Uaar: i privilegi delle paritarie
Pasquale Almirante,
La
Tecnica della Scuola 9.7.2014
Secondo
l'Uaar, il Governo, in modo empirico, ha definito il valore
della retta di 7 mila euro per alunno delle scuole paritarie,
giustificando l'esenzione Imu/tasi. Il difficile rapporto tra tasse
immobiliari e imprese religiose
Il
26 giugno scorso il Mef, denuncia l'Uaar, ha emanato il decreto con
cui viene introdotto il nuovo modello da utilizzare per la
dichiarazione Imu/Tasi e, contestualmente, vengono fissati i
parametri per poter beneficiare dell'esenzione totale.
Intanto si ribadisce che possono beneficiarne solo le scuole che
svolgono attività paritaria rispetto all'istruzione pubblica e che
garantiscono "la non discriminazione in fase di accettazione degli
alunni".
Provvedimento che può sembrare equo, scrive l'Unione degli atei e
agnostici, perché può benissimo essere interpretata nel senso che
sono libere di discriminare in fasi successive, ad esempio,
obbligando tutti a seguire le lezioni di una determinata religione
oppure selezionando le classi per genere.
La parte più
gustosa però, commenta l'Uaar, arriva quando si fissa quel
"benedetto" importo simbolico di cui parlava Monti due anni fa.
Ebbene, la ricetta è la seguente: si prende uno studio Ocse che
determina la spesa per studente nella scuola statale, fissata in
importi che vanno dai 5.739 euro per le scuole dell'infanzia ai
6.914 delle secondarie di secondo grado, e se ne assumono i valori
come CMS (costo medio per studente).
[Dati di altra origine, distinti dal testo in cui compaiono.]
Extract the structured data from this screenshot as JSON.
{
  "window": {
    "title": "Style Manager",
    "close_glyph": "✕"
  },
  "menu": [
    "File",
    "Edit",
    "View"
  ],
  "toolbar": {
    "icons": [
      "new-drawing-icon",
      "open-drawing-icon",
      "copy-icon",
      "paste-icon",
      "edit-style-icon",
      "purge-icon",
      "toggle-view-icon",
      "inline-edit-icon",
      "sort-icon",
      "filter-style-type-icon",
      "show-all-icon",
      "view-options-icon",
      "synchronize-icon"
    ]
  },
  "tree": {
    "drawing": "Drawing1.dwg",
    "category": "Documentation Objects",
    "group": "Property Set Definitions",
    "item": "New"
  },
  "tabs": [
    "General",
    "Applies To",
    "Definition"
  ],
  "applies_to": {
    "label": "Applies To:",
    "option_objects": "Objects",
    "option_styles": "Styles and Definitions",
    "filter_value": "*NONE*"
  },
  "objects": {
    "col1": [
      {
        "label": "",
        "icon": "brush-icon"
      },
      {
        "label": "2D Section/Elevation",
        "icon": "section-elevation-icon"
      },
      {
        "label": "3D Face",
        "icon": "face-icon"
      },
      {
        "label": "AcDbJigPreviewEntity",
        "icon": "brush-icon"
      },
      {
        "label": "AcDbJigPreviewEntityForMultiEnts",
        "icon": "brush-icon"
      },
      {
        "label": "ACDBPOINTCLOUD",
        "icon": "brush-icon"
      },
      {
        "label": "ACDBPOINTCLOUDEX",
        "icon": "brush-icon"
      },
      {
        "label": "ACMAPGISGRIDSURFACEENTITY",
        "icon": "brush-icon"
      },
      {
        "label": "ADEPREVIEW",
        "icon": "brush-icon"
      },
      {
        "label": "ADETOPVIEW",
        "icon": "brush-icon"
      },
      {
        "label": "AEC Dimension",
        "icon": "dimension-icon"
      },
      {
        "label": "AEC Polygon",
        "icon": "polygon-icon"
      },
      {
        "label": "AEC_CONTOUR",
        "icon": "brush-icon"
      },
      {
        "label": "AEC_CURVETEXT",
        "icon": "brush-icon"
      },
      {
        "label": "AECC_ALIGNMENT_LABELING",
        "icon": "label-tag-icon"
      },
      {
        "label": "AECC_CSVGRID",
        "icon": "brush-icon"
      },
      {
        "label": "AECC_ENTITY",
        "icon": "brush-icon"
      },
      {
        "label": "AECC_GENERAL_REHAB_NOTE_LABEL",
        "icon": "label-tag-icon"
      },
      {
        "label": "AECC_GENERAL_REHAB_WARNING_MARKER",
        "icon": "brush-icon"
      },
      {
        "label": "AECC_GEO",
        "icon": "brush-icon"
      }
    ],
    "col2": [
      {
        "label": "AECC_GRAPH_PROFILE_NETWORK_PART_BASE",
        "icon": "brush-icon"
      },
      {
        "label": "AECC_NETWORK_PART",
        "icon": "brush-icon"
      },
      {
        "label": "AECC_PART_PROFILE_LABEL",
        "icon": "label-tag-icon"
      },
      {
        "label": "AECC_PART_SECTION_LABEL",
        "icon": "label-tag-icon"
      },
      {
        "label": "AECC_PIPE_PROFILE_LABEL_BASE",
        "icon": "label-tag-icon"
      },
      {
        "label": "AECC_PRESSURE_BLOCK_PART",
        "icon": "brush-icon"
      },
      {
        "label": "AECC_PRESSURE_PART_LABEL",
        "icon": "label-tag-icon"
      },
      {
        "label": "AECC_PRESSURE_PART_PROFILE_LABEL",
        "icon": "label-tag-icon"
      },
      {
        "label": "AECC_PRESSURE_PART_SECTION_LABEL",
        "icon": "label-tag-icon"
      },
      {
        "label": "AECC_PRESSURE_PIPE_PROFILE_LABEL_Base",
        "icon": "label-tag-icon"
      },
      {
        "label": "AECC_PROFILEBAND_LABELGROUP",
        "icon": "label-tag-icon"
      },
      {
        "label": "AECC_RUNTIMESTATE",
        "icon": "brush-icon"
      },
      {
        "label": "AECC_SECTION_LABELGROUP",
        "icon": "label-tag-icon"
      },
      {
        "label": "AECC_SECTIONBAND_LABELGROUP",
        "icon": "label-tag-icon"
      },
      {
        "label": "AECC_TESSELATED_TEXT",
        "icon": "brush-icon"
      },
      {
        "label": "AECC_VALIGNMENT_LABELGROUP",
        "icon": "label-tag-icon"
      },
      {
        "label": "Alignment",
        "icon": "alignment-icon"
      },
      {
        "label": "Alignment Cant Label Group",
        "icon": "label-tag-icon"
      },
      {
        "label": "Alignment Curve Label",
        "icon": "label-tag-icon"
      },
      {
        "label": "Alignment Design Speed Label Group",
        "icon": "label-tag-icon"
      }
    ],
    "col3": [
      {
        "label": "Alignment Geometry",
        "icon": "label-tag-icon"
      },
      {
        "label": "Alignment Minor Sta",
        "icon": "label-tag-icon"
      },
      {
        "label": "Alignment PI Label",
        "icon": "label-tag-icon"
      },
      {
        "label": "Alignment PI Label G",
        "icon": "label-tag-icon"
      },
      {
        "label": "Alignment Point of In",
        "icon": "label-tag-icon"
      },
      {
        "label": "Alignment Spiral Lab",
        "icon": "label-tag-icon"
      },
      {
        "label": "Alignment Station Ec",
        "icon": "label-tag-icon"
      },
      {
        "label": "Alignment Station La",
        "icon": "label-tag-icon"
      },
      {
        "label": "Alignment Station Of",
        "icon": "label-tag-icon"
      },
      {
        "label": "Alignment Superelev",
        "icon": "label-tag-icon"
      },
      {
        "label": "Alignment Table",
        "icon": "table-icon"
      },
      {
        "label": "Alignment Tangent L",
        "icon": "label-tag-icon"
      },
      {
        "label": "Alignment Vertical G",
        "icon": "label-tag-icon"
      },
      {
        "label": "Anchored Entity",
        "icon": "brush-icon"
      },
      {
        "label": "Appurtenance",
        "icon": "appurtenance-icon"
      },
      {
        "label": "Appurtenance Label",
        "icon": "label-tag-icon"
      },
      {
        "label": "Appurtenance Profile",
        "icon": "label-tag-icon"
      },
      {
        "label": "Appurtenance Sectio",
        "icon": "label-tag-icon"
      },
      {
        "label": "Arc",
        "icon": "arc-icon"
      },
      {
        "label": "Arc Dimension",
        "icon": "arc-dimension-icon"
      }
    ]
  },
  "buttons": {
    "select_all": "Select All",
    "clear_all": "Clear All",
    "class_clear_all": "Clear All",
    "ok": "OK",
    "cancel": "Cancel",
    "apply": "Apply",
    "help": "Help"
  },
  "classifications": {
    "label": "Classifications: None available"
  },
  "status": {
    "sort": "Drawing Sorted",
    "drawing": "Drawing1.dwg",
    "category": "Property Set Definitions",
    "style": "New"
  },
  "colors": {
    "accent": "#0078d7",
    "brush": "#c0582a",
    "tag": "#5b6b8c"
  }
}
Poi si chiede alla scuola
paritaria di turno di calcolare la retta media pagata dai suoi
studenti, dividendo il totale delle rette per il numero di studenti,
e questo lo si chiama CM (corrispettivo medio). Se il CM è inferiore
al CMS la scuola è esentata.
In questo modo,
dice l'Uaar citando La Repubblica, si esentano praticamente tutte le
scuole, perché quelle che sforano questi importi sono veramente
poche, e di queste poche è verosimile che la maggior parte
rimoduleranno le rette in modo da abbassare la media (il CMS),
acquisendo così il diritto all'esenzione.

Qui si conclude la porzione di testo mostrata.